Berbeda dengan sistem Islam dalam mengelola kota pintar. Islam menjadikan penduduknya cerdas sekaligus memajukan peradaban, yang merupakan esensi dari smart city. Kota pintar yang sesungguhnya akan terwujud dengan penerapan syariah. Syariah Islam memastikan bahwa pengaturan kota dan semua urusan di dalamnya adalah tanggung jawab penuh penguasa, yaitu imam/khalifah. Rasulullah SAW bersabda:

"Sesungguhnya seorang imam adalah perisai, orang-orang berperang dari belakangnya dan menjadikannya pelindung. Maka jika ia memerintahkan ketakwaan kepada Allah dan berlaku adil, baginya terdapat pahala, dan jika ia memerintahkan yang selainnya maka ia harus bertanggung jawab atasnya." (HR. al-Bukhari, Muslim, an-Nasai, dan Ahmad)

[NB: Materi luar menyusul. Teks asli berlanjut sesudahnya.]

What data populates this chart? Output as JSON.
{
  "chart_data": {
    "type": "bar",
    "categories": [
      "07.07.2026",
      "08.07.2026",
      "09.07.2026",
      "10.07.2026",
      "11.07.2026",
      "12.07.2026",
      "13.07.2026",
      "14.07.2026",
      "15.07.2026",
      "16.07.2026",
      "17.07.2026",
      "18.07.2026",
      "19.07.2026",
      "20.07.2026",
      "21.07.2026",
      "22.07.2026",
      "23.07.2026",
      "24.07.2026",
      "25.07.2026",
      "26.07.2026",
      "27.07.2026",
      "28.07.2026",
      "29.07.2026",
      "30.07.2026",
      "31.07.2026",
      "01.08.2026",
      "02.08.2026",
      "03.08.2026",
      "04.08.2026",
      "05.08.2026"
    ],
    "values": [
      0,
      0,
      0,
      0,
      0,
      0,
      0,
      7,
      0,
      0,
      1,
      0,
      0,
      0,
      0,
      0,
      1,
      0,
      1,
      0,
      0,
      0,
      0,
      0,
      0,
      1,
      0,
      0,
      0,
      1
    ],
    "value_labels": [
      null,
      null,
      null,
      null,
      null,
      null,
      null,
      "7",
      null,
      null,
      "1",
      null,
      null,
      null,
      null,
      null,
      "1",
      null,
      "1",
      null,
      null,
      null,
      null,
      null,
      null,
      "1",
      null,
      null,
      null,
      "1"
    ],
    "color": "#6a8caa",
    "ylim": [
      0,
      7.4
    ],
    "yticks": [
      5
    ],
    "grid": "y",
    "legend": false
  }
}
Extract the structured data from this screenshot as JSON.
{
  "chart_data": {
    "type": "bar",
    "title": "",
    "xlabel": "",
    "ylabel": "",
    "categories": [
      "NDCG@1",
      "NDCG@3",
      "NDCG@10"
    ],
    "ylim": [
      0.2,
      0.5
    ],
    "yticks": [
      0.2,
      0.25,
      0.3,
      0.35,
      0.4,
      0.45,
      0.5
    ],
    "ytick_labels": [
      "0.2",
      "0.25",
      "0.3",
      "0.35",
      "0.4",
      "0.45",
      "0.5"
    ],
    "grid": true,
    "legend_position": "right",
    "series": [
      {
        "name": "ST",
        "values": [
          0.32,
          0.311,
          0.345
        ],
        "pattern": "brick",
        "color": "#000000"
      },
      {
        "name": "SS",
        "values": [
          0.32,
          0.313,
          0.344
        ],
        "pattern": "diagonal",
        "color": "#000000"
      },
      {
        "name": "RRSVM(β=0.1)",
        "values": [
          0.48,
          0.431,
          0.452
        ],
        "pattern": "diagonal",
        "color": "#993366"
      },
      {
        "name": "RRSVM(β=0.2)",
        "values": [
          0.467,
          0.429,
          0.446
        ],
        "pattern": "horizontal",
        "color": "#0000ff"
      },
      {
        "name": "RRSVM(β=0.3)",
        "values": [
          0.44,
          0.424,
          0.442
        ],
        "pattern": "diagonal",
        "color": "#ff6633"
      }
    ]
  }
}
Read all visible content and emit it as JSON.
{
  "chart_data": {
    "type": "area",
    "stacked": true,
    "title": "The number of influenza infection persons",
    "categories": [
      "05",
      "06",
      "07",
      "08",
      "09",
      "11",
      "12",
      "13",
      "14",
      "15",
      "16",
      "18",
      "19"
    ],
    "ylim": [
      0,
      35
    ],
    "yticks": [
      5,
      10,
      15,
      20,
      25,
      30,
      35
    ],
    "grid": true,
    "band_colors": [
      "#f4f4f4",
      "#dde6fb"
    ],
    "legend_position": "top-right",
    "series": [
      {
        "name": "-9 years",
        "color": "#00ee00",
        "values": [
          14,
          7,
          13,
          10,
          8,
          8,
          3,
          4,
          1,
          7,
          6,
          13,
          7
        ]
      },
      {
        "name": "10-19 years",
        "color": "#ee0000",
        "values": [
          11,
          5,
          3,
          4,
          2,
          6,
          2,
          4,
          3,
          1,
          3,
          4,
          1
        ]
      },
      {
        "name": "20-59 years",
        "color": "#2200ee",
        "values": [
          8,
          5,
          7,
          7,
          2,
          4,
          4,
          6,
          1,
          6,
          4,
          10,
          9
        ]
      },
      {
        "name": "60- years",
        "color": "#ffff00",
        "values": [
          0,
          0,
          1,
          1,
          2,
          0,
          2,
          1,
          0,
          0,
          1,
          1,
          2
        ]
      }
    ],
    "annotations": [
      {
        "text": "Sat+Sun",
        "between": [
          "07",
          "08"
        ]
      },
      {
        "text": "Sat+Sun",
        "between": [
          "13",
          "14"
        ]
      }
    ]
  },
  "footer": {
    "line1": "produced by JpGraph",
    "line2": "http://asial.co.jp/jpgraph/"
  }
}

Dalam pengaturan kota dan pelayanan publik, khalifah tidak akan melibatkan pihak swasta, karena semua itu adalah milik umum. Khalifah bertanggung jawab atas pendanaan layanan publik, yang diambil dari kas baitul maal tanpa melibatkan hutang ribawi.

Dengan perencanaan kota yang mandiri dan bebas dari intervensi kapitalis, khalifah akan mewujudkan smart city yang dapat dinikmati oleh seluruh rakyat. Pada masa Kekhalifahan Bani Umayyah, Cordoba menjadi ibu kota Andalusia yang dihiasi taman-taman hijau dan diterangi lampu-lampu di malam hari, sehingga pejalan kaki dapat menikmati cahaya sepanjang sepuluh mil tanpa terputus.

Lorong-lorongnya berlapiskan batu ubin, sampah disingkirkan dari jalan-jalan, kamar mandi berjumlah 900, dan rumah penduduk mencapai 283.000. Gedung-gedung berjumlah 80.000, serta terdapat 600 masjid dengan menara setinggi 40 hasta dan kubah yang ditopang oleh 1.093 tiang marmer.

Di Granada, Istana Al-Hambra berdiri sebagai lambang keajaiban yang menghadap ke kota dan hamparan ladang subur. Baghdad, dibangun dengan biaya 4.800.000 dirham dan melibatkan 100.000 pekerja, memiliki tiga lapis tembok, 6.000 bangunan di timur, 4.000 di barat, dan 11 sungai yang mengalir ke seluruh rumah. Di Sungai Dajlah sendiri terdapat 30.000 jembatan, dengan 60.000 tempat mandi dan 300.000 masjid.

Ini adalah bukti bahwa smart city telah terwujud pada masa kejayaan Islam. Semua ini menunjukkan bahwa Khilafah bukanlah negara yang menolak modernitas, melainkan akan menjadi negara millennial akhir zaman yang unggul dalam peradaban. Umat Islam pasti bangga memperjuangkan berdirinya.